Outdoor Program trips are not your typical guided tours.
Thatcher educates the travelers beforehand so people can be knowledgeable, independent travelers. For an hour or two for eight weeks, Thatcher covers subjects such as passports, immunizations, credit cards, and what to do if you get sick.
“He trains you how to be an independent traveler. We talk about and then fly and go do it,” Barbee said.
Oftentimes after the first three or four weeks of a trip, the group chooses to split up to do different things. They keep in touch and reunite via e-mail from Internet cafes.
Besides the plane fare, individual spending money (projected at $40 a day) there's an approximate $300 fee that supports the Outdoor Program.
Barbee has also attended OP trips to China and Nepal, and Jamaica.
His girlfriend, Donna Lowery, meets up with him before or after the OP trips and the two cover additional ground in other parts of the world during her two or three weeks of vacation.
Teaching career
For two years Barbee commuted to Collbran where he taught state, national and world history, U.S. government, and geography at Plateau Valley High School.
He transferred to School Without Walls in August 2008 when a position opened.

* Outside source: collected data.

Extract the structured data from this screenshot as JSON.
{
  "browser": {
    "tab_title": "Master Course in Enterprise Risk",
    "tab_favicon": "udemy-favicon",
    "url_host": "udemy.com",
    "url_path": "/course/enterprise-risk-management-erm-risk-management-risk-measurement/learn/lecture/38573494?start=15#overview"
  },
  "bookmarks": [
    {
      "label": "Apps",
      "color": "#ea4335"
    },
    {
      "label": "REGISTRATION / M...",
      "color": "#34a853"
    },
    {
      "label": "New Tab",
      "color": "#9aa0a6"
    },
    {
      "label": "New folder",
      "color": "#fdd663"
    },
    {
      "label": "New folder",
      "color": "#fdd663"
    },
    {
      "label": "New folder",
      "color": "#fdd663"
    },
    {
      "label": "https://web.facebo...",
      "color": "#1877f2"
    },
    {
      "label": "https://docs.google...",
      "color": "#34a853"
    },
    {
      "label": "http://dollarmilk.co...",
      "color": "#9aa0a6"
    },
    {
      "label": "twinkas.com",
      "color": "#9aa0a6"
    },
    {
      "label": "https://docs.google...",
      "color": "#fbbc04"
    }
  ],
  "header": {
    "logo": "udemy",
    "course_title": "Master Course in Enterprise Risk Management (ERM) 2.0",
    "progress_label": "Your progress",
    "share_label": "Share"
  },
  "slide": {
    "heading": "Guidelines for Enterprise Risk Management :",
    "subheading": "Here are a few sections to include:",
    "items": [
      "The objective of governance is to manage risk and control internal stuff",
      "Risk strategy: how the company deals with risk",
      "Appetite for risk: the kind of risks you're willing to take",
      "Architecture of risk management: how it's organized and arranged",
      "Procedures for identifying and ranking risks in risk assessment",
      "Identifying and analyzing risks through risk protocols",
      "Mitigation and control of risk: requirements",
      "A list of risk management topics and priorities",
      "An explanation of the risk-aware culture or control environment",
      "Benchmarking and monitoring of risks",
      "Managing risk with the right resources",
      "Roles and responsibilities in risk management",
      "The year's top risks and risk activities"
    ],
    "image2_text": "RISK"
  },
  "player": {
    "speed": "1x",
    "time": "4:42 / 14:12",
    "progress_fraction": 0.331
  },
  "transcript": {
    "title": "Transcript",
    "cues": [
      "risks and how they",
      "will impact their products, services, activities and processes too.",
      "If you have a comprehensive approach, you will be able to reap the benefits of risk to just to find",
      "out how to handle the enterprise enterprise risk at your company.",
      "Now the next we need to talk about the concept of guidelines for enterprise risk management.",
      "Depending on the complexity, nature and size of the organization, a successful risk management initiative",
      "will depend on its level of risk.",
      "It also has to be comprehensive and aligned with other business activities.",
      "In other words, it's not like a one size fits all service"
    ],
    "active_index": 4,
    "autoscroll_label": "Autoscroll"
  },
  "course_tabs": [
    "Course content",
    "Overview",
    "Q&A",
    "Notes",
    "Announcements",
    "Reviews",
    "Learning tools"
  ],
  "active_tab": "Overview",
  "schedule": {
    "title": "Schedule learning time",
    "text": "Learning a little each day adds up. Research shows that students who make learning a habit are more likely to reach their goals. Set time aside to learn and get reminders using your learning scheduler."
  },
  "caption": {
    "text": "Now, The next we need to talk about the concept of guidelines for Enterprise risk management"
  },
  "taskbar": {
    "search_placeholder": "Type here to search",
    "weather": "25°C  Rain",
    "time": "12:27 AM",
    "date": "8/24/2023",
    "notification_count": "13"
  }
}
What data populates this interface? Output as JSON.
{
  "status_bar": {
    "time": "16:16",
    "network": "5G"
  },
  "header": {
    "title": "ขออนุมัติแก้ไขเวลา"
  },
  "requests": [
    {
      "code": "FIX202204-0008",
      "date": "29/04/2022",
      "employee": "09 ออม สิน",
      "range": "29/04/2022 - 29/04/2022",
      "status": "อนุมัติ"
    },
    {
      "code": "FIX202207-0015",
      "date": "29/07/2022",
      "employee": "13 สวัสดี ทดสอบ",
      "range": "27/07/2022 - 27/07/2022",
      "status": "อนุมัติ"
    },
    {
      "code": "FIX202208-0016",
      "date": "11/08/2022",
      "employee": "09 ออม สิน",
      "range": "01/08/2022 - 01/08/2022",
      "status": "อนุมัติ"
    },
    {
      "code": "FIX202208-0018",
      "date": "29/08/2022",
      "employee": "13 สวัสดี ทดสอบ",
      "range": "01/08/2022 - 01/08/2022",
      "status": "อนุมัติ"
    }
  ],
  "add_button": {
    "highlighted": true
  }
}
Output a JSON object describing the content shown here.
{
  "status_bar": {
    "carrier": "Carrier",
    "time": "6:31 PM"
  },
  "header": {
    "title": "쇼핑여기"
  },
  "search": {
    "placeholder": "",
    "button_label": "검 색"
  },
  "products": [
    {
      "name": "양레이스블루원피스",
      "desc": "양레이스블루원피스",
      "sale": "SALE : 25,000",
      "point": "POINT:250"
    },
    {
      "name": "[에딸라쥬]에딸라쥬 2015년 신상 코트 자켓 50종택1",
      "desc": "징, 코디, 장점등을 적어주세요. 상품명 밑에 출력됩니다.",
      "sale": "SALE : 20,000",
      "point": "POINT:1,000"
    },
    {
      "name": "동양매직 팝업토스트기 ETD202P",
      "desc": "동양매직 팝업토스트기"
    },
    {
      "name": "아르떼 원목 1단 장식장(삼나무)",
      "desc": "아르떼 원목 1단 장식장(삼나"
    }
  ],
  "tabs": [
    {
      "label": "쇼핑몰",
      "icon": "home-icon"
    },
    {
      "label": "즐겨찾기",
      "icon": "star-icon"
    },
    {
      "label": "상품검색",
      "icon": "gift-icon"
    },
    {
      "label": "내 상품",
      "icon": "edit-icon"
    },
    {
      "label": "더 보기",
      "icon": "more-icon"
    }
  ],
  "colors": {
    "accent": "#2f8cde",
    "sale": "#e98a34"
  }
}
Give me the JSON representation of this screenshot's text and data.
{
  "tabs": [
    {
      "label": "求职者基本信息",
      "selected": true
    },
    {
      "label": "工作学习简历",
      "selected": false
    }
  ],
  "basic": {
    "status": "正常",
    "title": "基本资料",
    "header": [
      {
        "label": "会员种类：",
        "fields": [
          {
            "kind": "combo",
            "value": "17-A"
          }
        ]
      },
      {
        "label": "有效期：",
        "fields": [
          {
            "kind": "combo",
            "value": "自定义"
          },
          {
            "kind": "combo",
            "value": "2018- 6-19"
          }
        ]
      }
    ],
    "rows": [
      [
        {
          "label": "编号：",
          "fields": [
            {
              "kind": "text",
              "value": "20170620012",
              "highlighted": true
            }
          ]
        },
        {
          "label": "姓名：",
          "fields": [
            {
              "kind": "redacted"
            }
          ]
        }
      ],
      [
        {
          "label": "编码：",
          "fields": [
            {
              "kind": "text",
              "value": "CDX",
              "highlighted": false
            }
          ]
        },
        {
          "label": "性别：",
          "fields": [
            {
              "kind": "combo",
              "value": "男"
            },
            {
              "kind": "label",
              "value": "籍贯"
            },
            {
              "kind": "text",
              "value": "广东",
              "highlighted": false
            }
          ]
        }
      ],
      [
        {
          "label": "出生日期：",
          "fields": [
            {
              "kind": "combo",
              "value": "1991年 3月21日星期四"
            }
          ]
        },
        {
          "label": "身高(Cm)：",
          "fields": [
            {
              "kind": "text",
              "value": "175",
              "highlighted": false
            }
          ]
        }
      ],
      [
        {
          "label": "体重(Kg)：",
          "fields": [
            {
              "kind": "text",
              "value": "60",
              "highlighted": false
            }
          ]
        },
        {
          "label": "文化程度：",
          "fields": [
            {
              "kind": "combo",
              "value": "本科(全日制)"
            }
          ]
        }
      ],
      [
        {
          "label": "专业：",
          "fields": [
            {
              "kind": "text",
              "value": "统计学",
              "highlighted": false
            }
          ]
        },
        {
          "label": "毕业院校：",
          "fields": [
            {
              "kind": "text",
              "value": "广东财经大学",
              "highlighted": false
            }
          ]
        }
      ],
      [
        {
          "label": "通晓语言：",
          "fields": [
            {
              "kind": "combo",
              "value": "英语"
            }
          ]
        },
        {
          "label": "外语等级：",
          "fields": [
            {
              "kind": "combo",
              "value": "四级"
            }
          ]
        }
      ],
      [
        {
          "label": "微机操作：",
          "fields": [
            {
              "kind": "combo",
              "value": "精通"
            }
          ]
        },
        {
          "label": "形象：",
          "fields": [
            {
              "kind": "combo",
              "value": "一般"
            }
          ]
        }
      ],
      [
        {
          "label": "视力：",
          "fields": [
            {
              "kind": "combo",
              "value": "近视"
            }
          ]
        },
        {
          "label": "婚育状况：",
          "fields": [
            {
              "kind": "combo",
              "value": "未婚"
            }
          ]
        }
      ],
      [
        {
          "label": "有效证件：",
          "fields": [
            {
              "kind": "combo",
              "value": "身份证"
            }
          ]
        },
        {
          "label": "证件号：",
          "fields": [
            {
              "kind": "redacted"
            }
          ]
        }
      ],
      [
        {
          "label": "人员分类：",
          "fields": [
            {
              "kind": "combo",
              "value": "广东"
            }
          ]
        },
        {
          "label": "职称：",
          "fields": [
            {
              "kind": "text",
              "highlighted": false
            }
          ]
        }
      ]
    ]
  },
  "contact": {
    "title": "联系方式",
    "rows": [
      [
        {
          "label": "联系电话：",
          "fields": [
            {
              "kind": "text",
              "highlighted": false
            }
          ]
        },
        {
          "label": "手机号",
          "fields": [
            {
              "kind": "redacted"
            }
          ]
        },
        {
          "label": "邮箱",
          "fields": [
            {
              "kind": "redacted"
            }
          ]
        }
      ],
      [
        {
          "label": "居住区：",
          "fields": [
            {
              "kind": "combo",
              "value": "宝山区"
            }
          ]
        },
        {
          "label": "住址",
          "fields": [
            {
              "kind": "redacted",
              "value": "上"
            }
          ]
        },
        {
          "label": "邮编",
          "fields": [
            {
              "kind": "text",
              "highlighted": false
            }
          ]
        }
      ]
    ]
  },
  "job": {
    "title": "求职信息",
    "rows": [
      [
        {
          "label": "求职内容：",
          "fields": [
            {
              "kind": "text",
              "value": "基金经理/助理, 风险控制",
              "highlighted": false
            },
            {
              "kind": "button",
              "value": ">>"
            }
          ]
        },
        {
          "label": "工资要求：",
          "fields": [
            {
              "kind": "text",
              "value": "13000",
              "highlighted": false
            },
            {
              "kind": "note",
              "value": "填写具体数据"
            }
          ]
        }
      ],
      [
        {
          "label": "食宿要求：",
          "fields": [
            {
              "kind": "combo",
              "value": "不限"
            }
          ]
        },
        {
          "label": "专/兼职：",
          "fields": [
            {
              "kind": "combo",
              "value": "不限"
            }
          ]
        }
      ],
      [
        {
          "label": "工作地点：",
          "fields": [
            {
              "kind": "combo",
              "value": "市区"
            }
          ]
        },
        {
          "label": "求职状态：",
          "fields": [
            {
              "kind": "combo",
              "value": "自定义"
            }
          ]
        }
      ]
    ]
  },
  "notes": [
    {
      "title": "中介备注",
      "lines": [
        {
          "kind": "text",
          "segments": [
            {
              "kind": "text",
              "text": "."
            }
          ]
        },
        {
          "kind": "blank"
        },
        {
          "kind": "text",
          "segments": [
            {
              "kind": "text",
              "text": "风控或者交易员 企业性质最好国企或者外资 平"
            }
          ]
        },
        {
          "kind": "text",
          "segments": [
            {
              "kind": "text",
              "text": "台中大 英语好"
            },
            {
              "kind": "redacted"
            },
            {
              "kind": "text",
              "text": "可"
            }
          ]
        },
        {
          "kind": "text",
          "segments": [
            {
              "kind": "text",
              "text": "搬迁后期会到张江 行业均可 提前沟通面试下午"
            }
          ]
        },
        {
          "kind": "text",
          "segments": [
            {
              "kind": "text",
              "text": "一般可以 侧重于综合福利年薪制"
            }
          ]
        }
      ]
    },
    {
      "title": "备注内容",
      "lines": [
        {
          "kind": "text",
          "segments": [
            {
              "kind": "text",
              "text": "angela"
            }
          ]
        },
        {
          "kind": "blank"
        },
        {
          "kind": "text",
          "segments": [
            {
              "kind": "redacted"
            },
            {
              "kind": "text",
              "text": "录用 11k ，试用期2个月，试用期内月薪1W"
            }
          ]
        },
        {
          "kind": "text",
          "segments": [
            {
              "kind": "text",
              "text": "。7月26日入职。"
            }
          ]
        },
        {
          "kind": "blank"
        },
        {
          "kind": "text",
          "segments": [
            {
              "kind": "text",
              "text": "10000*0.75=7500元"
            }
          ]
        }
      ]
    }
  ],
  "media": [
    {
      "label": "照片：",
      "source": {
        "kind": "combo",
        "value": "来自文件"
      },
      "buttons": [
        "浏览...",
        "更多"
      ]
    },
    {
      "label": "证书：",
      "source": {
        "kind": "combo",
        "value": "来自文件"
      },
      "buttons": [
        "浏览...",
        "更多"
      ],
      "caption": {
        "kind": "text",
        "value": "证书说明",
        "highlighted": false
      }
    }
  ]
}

Barbee shares teaching duties at SWW with Mary McGuire and John Hurley.
Teaching in an alternative setting is a better fit and mix for him, Barbee said.
“There's a greater flexibility the way you can work with students,” he said. “It's easier to tailor to meet their needs and wants.
“We're a school of choice so kids who don't want to be here are asked to go somewhere else. Kids come here because they want to be here,” Barbee said.
Relationships among students and teachers are strengthened through monthly potlucks and school outings like hiking, bowling and ice skating.
Last year the class went on a white water rafting trip through West Water Canyon. Cross-country skiing and snowshoe trips are in the works for this year, Barbee said.
During his free time Barbee has ice-climbed, and hiked and skied with students who seek it out.
“If it gets them out, and gets them going and gets them hooked, I'm all for that,” Barbee said. “There's a tremendous amount of learning involved.”
To support his own outdoor activity Barbee takes courses in safety. In 2000, he spent a month learning wilderness EMT at the Wilderness Medicine Institute near Gunnison.
He's attended avalanche courses, and mountain travel and rescue training.
“I pick up a course here and there and keep on cruising,” Barbee said.
Grateful students
From the in-flight catalog SkyMall, Barbee bought an 8-1/2 by 13-foot wall map of the world which hangs in the SWW classroom. Tacked to various spots on the map are printed photos from various trips he's taken with the Outdoor Program.
“My goal bringing it into the classroom is to help them develop a world view, and if they already have it, broaden it,” Barbee said.
“Nobody lives like us (in the U.S.). We are the exemption,” as far as material wealth, big houses and possessions go, he said
“I come back here and have reverse culture shock,” Barbee said.
His girlfriend keeps a scrapbook of his teaching experience. It's full of thank you cards and letters from former students and their parents from his first two years at Plateau Valley.
One is from a mother who said her daughter sang the “highest praise” for Barbee, saying he reminded her of her father.
“She tells me you make time for every kid in the classroom but remain loose enough to be funny,” wrote the mother.
Another letter from a student thanked Barbee for the “best history class I ever had.”
Lowery read from another card from a girl who wrote, “Dear Mr. Barbee, I know I was never head of the class, and was often a pain in the a—, but there's one thing you don't know about me. There were many days I sat in your class gratefully. Thanks for being a great teacher.”